Cull sow prices always provide a ready barometer of the health (or otherwise) of the European mainland pig market and as a result UK cull sow values shot up by another 8p/kg with most now between 85p and nudging up towards the 90p/kg level in places.
On the currency markets the value of the euro remains virtually unchanged trading on Friday worth 85.85p compared with 85.78p a week ago.
European weaner prices are reported to be rising sharply, but this has yet to rub off on domestic values where the latest AHDB 7kg ex farm weaner average of £35.23/head was down by 0.22p and the 30kg average was once again not published due to insufficient data, but RSPCA Assured 30kg pigs are now trading in the £47 – £50/head region.
Feed prices are also continuing to give pig producers a little relief with Hypro soya meal traded between May-October 2019 at £287/t and for November 2019-April 2020 at £294/t.
Rape meal values have remained at stand on levels with May-July 2019 traded at £191/t.
London feed wheat traded for May 2019 delivery at £163.50/t and for November 2019 at £146.75/t and e Ex farm feed wheat is holding at a weekly average value of £162.10/t.
And finally, although Brexit has been dominating the political headlines, the AFS situation in China is having a much greater current financial effect as far as the pig industry is concerned with over 100 case detected in China since August 2018, but recent reports are emerging indicating that the true scale of the outbreak may have been understated.

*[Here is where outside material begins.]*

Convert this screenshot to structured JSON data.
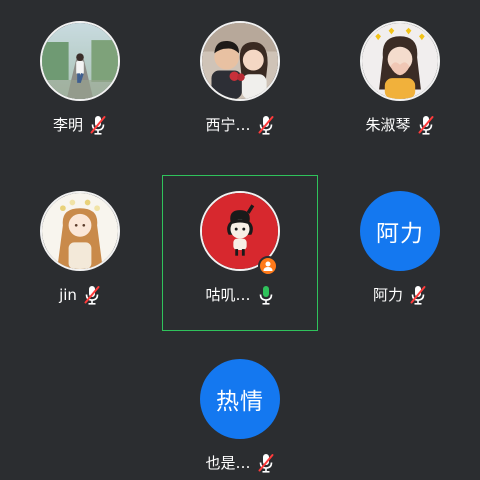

The Chinese pig herd is around 19% down over the last 12 month period, which will knock a big hole in production levels and re-stocking ASF units could turn out to be a much longer process in a country the size and scale of China.
Reports are also indicating the ASF has been identified in Mongolia, which means that Thailand and Taiwan could also be vulnerable.
However, on the basis that “every cloud has a silver lining”, at least global pig prices have been given a significant lift for the foreseeable future.